Unsure of what he wanted to do in the future, Kugenthiran spent the next three years travelling the world as a crew member of the merchant ship, learning how to navigate the seas using the stars, eventually becoming a third officer, keeping watch of the bridge and assisting the captain onboard.

"In those days, we didn't have GPS and had to use celestial navigation," Kugenthiran said. "These days, it's so simple — you just program a location and it even sets a path out for you."

His travels eventually took him to Saudi Arabia. It was there that he ended his naval career after a tragic incident.

As his ship was exiting the harbour at Jeddah, Saudi Arabia, a simple miscommunication from a naval pilot, who was managing another ship as well, had dire consequences.

"The ships collided — it took us six minutes to sink," Kugenthiran recounted. "There were about 43 people onboard my ship.

"We jumped out of the ship and most of us got out."

Kugenthiran was only 100 metres away from land, but it wasn't easy swimming in his naval uniform with a life jacket strapped to it.

"A ship sinks when it's half full and it creates a whirlpool — like a washing machine — and it sucks you back in," he explained. "It's not easy trying to swim away quickly. We lost three people that day."

Having lost their passports in the sinking, Kugenthiran and his crew spent 30 days in immigration gaol.

There's nothing like a life and death situation to make you reassess your priorities, and Kugenthiran returned to Sri Lanka to find a new, less dangerous career path. But the incident did teach him a valuable lesson that he still carries with him today.
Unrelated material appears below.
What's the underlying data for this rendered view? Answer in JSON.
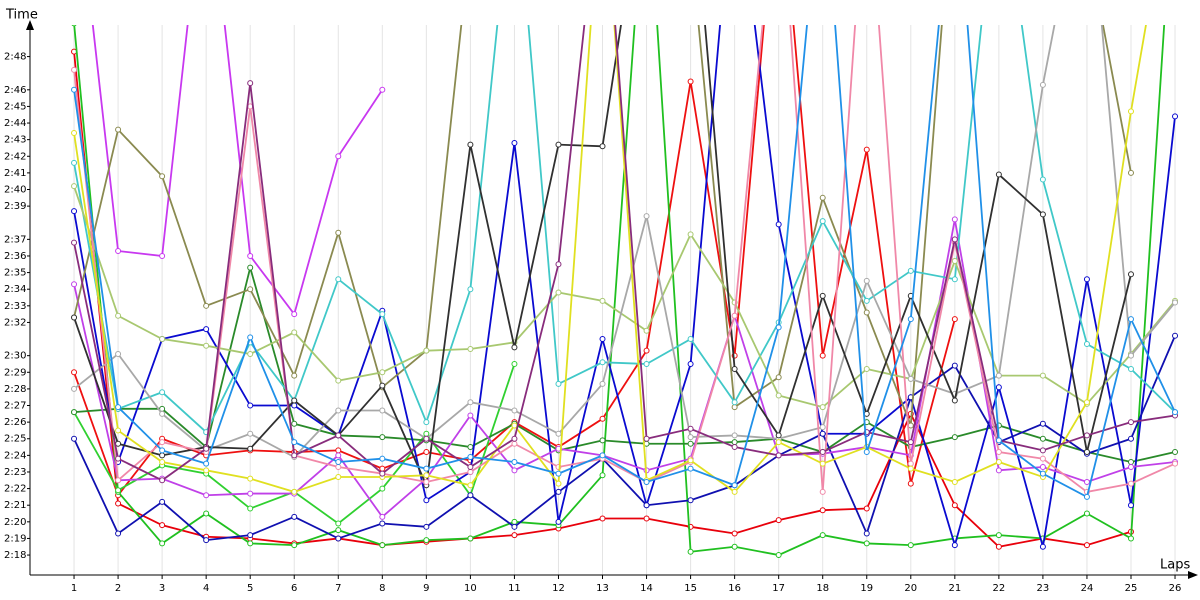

"It was a simple communication error, and we didn't test the communication," Kugenthiran said. "For me, the lesson learned is clarity in communication is so important.

"Make sure when you communicate that you test your understanding and communicate again."

After doing a course in electronic data processing in Sri Lanka, Kugenthiran went to work for Union Carbide, a US-based chemicals and batteries company, before foraying into the IT industry.

He moved over to Olivetti, back then a manufacturer of typewriters, where he met his future wife, who was a computer programmer. Kugenthiran eventually moved to Qatar to run Olivetti's operations there. In 1986, he made the jump to Rank Xerox, assuming the role of country manager for the office equipment maker.

Rank Xerox, which had been a joint venture between Rank Organisation in the UK and Xerox, was then bought back by Xerox.

In 1991, Kugenthiran moved to Australia to work at Fuji Xerox. His family had immigrated to the country and he was keen to reunite with them.

But by doing so, Kugenthiran had to work at a much lower position within Fuji Xerox.

"I couldn't carry my position over," he said. "I was told there was an opening, but I would have to start as a commercial sales representative."

Despite being cast down from his lofty position as a country manager, Kugenthiran maintains that it was the best thing that could have happened to him.

"Having to learn and understand the culture and how business is done in Australia is a big reason for why I am the managing director today," he said. "As a manager, you need to understand your people and motivate them.

"Being part of the team and growing with them was a great experience."

Kugenthiran worked fervently at Fuji Xerox, taking on a new role roughly every 18 months. He wasn't concerned as to what his next role would be, and his advice to other IT professionals is to do as he did.

"I always say to people, if you're passionate for the job you do, you will do well in life," he said. "Don't worry about the next job, because that will happen on its own and just be ambitious in the role you are in now.

"That's the way I've always been, and somebody always ends up tapping me on the shoulder and offering me a new opportunity — 23 years later, I'm a managing director."

Having come from Qatar, where the market was smaller and he had to fight for every opportunity to grow the Rank Xerox business, Kugenthiran found the Australian market easy game.

"When I got my sales badge, I saw opportunities everywhere," he said. "Australia is a big market, and people are not used to hunting for every single opportunity, and I came with the exact opposite attitude."

Despite 27 years of experience in the IT industry, Kugenthiran is still learning, particularly from the younger generation of IT professionals. Recently, a graduate hired by Fuji Xerox helped him get into Facebook.

"I'm not that social media savvy, but it comes so naturally to people today," he said.

In terms of future IT trends, Kugenthiran sees IT and business being integrated even more tightly than ever before.

"You can see mobility and social media changing the paradigm we used to have," he said. "IT used to be very business process oriented, and now it's getting democratised — that is, bringing new ways of doing business.

"I believe with that, IT is going to be an enabler to simplifying our business process and to communicate more effectively."